Ты засмеялась тихо, прижавшись ближе, и твоё дыхание коснулось его шеи, тёплое, лёгкое, вызывая тот тихий трепет, что всегда жил в вас. Его рука скользнула на твоё бедро, поглаживая медленно, почти невесомо, будто рисуя узоры, от которых по коже бежали мурашки.

— А ты мой свет, Кирса, — прошептала ты, и твоё дыхание снова коснулось его шеи, мягкое, но с той искрой, что напоминала о вашем тепле. — Помнишь, как в Киеве Пётр твой носок стащил?

Он хмыкнул, и его пальцы на твоём бедре замерли, будто запоминая момент.

— Как забыть? — ответил он, и его шёпот был ближе, теплее. — Он до сих пор думает, что это его добыча. А Кайли... вечно под ногами крутится.

— Завтра бабушке про них расскажем, — сказала ты, и твоё дыхание пощекотало его кожу, пока ты прижималась ближе. — Она опять скажет, что мы их балуем.

— Балуем, — согласился он, и его рука возобновила движение, поглаживая твоё бедро так нежно, что ты закрыла глаза. — Но с тобой, Т/иш, я бы весь мир баловал. Ты... делаешь всё живым.

Ты подняла взгляд, встречаясь с его глазами, и почувствовала, как горло сжимается от тепла.

— Ты тоже, — прошептала ты, и твоя рука легла на его грудь, чувствуя, как бьётся его сердце. — Здесь, в этой комнате, где всё скрипит... это наш дом, да?

— Дом, — ответил он, и его пальцы на твоём бедре сжались чуть сильнее, но всё ещё мягко, будто он боялся спугнуть ночь. — Где бы мы ни были, Т/иш, ты — мой дом.

— И ты мой, — сказала ты, и твоё дыхание снова коснулось его шеи, вызывая лёгкую дрожь, которую ты почувствовала под своими пальцами. — Бодя, а если бабушка завтра правда заставит тебя кур гонять?

Он засмеялся тихо, и его рука поднялась к твоим русым волосам, убирая прядь за ухо.

— Тогда ты мне поможешь, — ответил он, и его шёпот был как луна — мягкий, но яркий. — Но предупреждаю, Т/иш, куры — те ещё хитрюги. Без тебя не справлюсь.

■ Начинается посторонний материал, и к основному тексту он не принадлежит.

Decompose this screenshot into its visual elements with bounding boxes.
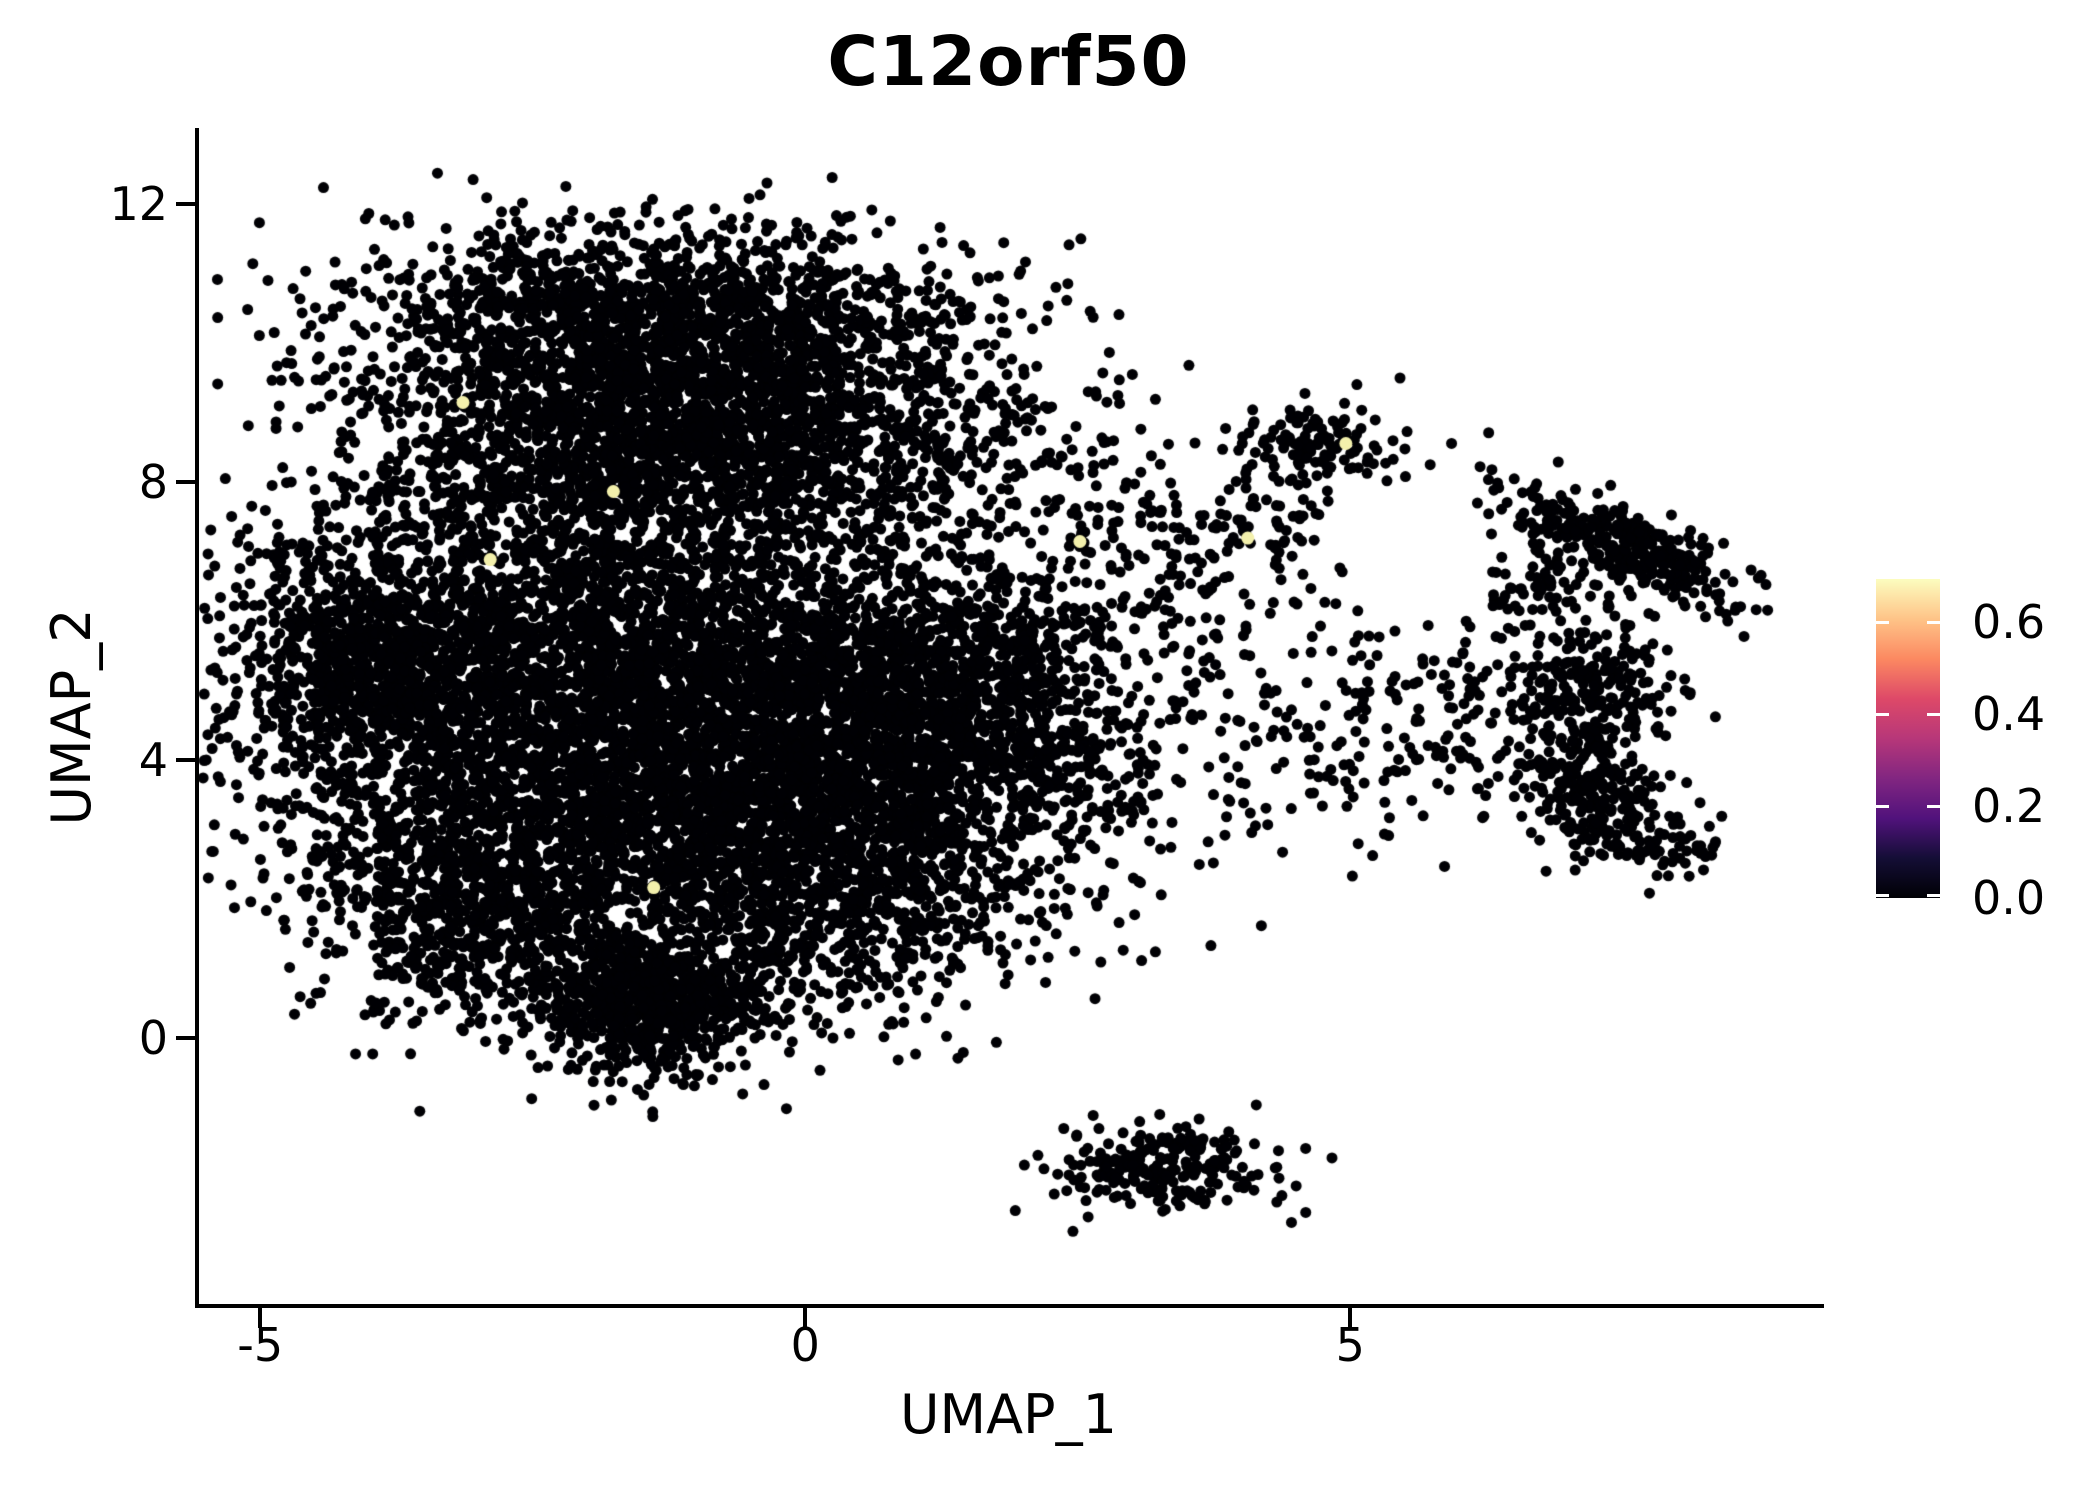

— Договорились, — прошептала ты, и твоё дыхание смешалось с его, пока вы лежали, укрытые пледом. — А если я их перепутаю?

— Научишься, — сказал он, и его пальцы снова скользнули на твоё бедро, лёгкие, как тень. — Я ж тебя всему научил... почти.

Ты фыркнула, уткнувшись носом в его шею, и твой смех был тихим, как шёпот.

— Почти, говоришь? — переспросила ты, и твоя рука легла на его, останавливая его поглаживания на миг. — А чему ещё хочешь?

— Всему, Т/иш, — ответил он, и его голос был таким тёплым, что ты почувствовала, как огонь в груди разгорается — не дикий, а родной. — С тобой... всему.

Вы говорили ещё долго, шёпотом, чтоб не разбудить маму или Марину, чьи голоса затихли в гостиной. О собаках, о бабушке, о том, как Артём завтра устроит суету. Его рука гладила твоё бедро, а твоё дыхание грело его шею, и каждый шёпот, каждое касание было как ниточка, связывающая вас. Луна двигалась за окном, а вы лежали, укрытые пледом, и мир за дверью — Марина, мама, папа, Гадяч — был лишь эхом для вашего тепла.

— Спи, Т/иш, — сказал Белокурый наконец, и его голос был таким мягким, что ты закрыла глаза, чувствуя его пальцы на своём бедре. — Завтра новый день, а мы... всегда вместе.

— Вместе, — прошептала ты, и твоё дыхание коснулось его шеи в последний раз, пока ночь укрывала вас, как тот тихий огонь, что горел в ваших словах и касаниях.